The carrier has expanded its weekly schedule to South Africa to 28 flights from this month. Double-daily flights to Johannesburg are scheduled from December 1, and daily flights to Cape Town and Durban. It will be the airline’s largest weekly schedule to South Africa since the start of the pandemic. From January, it plans to add a second A380 on its Johannesburg route.
Trade partnerships on track
Parambil said the airline was working actively with its trade partners in South Africa to rebuild leisure and corporate business. Dubai remained a popular holiday gateway, he explained, and Emirates had also resuscitated its commercial relationship with SAAto collect more traffic from connecting markets on the new SAA’s revised route network.
“We have empowered our trade partners to deliver even better customer experiences on Emirates Gateway, including access to the widest range of Emirates fare products, differentiated pricing, such as dedicated promotional fares and pre-sales, enhanced customer servicing and experiences, and differentiated pricing for selected ancillary services, and faster access to new ancillary products.”
Concerning Emirates’ interline agreements, Parambil said its existing partnerships with Airlink, CemAir and FlySafair, as well as SAA, added access to 79 cities beyond its gateways in South Africa across the continent.
More A380 services resume
By the end of November, the carrier will have reinstated A380 services to 27 cities and is on track to bring more than 50 of its A380s back into service by the end of the year.
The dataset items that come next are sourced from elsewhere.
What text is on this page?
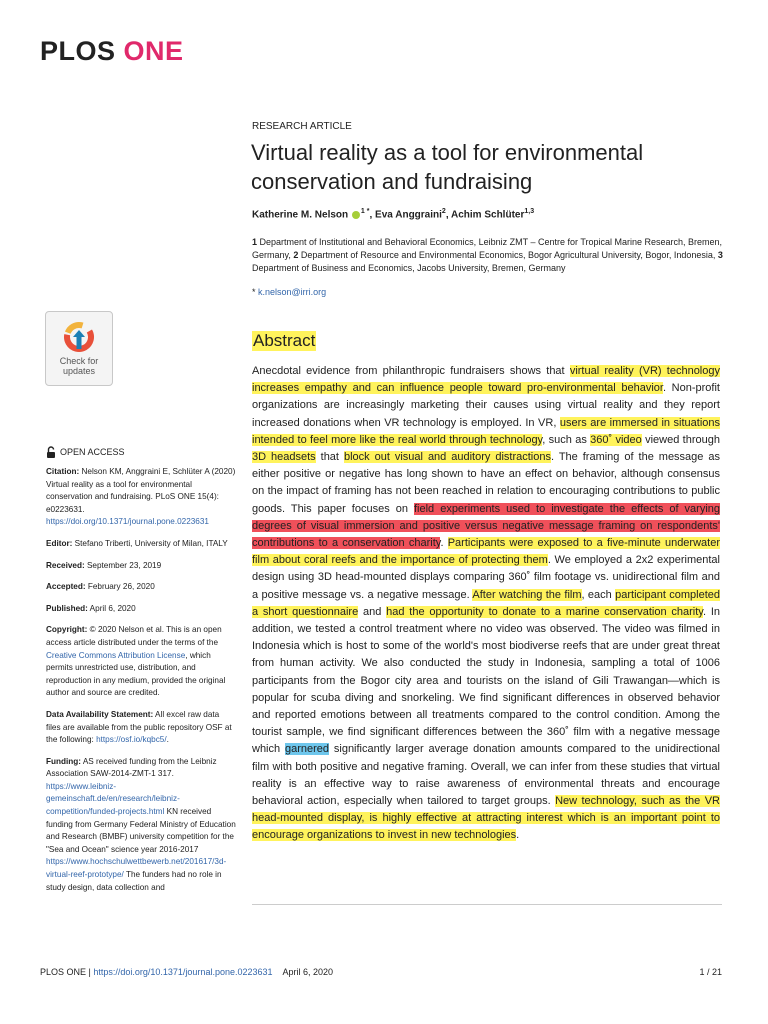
PLOS ONE
RESEARCH ARTICLE
Virtual reality as a tool for environmental conservation and fundraising
Katherine M. Nelson $^{1 *}$, Eva Anggraini$^2$, Achim Schlüter$^{1,3}$
1 Department of Institutional and Behavioral Economics, Leibniz ZMT – Centre for Tropical Marine Research, Bremen, Germany, 2 Department of Resource and Environmental Economics, Bogor Agricultural University, Bogor, Indonesia, 3 Department of Business and Economics, Jacobs University, Bremen, Germany
* k.nelson@irri.org
Abstract

Anecdotal evidence from philanthropic fundraisers shows that virtual reality (VR) technology increases empathy and can influence people toward pro-environmental behavior. Non-profit organizations are increasingly marketing their causes using virtual reality and they report increased donations when VR technology is employed. In VR, users are immersed in situations intended to feel more like the real world through technology, such as 360˚ video viewed through 3D headsets that block out visual and auditory distractions. The framing of the message as either positive or negative has long shown to have an effect on behavior, although consensus on the impact of framing has not been reached in relation to encouraging contributions to public goods. This paper focuses on field experiments used to investigate the effects of varying degrees of visual immersion and positive versus negative message framing on respondents' contributions to a conservation charity. Participants were exposed to a five-minute underwater film about coral reefs and the importance of protecting them. We employed a 2x2 experimental design using 3D head-mounted displays comparing 360˚ film footage vs. unidirectional film and a positive message vs. a negative message. After watching the film, each participant completed a short questionnaire and had the opportunity to donate to a marine conservation charity. In addition, we tested a control treatment where no video was observed. The video was filmed in Indonesia which is host to some of the world's most biodiverse reefs that are under great threat from human activity. We also conducted the study in Indonesia, sampling a total of 1006 participants from the Bogor city area and tourists on the island of Gili Trawangan—which is popular for scuba diving and snorkeling. We find significant differences in observed behavior and reported emotions between all treatments compared to the control condition. Among the tourist sample, we find significant differences between the 360˚ film with a negative message which garnered significantly larger average donation amounts compared to the unidirectional film with both positive and negative framing. Overall, we can infer from these studies that virtual reality is an effective way to raise awareness of environmental threats and encourage behavioral action, especially when tailored to target groups. New technology, such as the VR head-mounted display, is highly effective at attracting interest which is an important point to encourage organizations to invest in new technologies.

Check for
updates
OPEN ACCESS

Citation: Nelson KM, Anggraini E, Schlüter A (2020) Virtual reality as a tool for environmental conservation and fundraising. PLoS ONE 15(4): e0223631. https://doi.org/10.1371/journal.pone.0223631

Editor: Stefano Triberti, University of Milan, ITALY

Received: September 23, 2019

Accepted: February 26, 2020

Published: April 6, 2020

Copyright: © 2020 Nelson et al. This is an open access article distributed under the terms of the Creative Commons Attribution License, which permits unrestricted use, distribution, and reproduction in any medium, provided the original author and source are credited.

Data Availability Statement: All excel raw data files are available from the public repository OSF at the following: https://osf.io/kqbc5/.

Funding: AS received funding from the Leibniz Association SAW-2014-ZMT-1 317. https://www.leibniz-gemeinschaft.de/en/research/leibniz-competition/funded-projects.html KN received funding from Germany Federal Ministry of Education and Research (BMBF) university competition for the "Sea and Ocean" science year 2016-2017 https://www.hochschulwettbewerb.net/201617/3d-virtual-reef-prototype/ The funders had no role in study design, data collection and

PLOS ONE | https://doi.org/10.1371/journal.pone.0223631 April 6, 2020	1 / 21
It also plans to reopen its airport lounge in Johannesburg later this month.
Looking ahead, Parambil said EK had already recovered 90% of its pre-pandemic network and planned to restore 70% of capacity by the close of 2021.
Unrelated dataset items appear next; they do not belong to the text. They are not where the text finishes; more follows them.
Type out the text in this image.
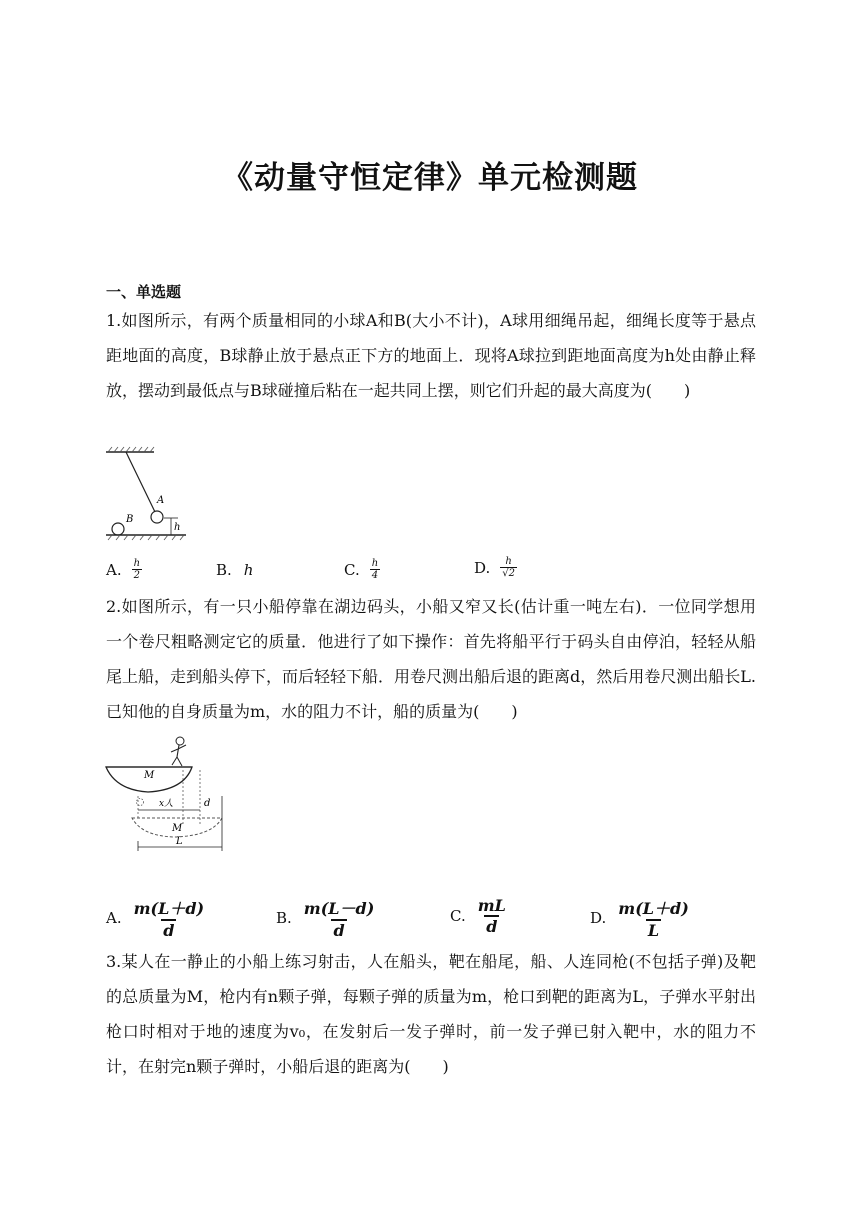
《动量守恒定律》单元检测题
一、单选题
1.如图所示，有两个质量相同的小球A和B(大小不计)，A球用细绳吊起，细绳长度等于悬点距地面的高度，B球静止放于悬点正下方的地面上．现将A球拉到距地面高度为h处由静止释放，摆动到最低点与B球碰撞后粘在一起共同上摆，则它们升起的最大高度为(　　)
A
B
h
A. $\frac{h}{2}$	B. h	C. $\frac{h}{4}$	D. $\frac{h}{√2}$
2.如图所示，有一只小船停靠在湖边码头，小船又窄又长(估计重一吨左右)．一位同学想用一个卷尺粗略测定它的质量．他进行了如下操作：首先将船平行于码头自由停泊，轻轻从船尾上船，走到船头停下，而后轻轻下船．用卷尺测出船后退的距离d，然后用卷尺测出船长L.已知他的自身质量为m，水的阻力不计，船的质量为(　　)
M
M
x人	d
L
A. $\frac{m(L+d)}{d}$	B. $\frac{m(L-d)}{d}$	C. $\frac{mL}{d}$	D. $\frac{m(L+d)}{L}$
3.某人在一静止的小船上练习射击，人在船头，靶在船尾，船、人连同枪(不包括子弹)及靶的总质量为M，枪内有n颗子弹，每颗子弹的质量为m，枪口到靶的距离为L，子弹水平射出枪口时相对于地的速度为v₀，在发射后一发子弹时，前一发子弹已射入靶中，水的阻力不计，在射完n颗子弹时，小船后退的距离为(　　)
While Emirates’ operation reflects confidence, a full-scale recovery will take time and buy-in from trade partners and the travelling public.
“COVID-19 has created a state of play in the industry that is unprecedented in scale, and Emirates has had to navigate the complexities of extensive travel and border restrictions along with a number of other challenges. Today we have reinstated flights to over 120 cities globally, with safe and convenient connections via our Dubai hub,” he said.
“We are optimistic about demand improving even further as we move through 2021 into 2022, and we are on standby to ramp up our operations across the network even further and support South Africa’s tourism recovery as travellers once again head out to discover the world. We’re also seeing strong bookings to and from Dubai for the back half of this year and for next year, demonstrating the diversity of Dubai’s offering for leisure and business travellers.”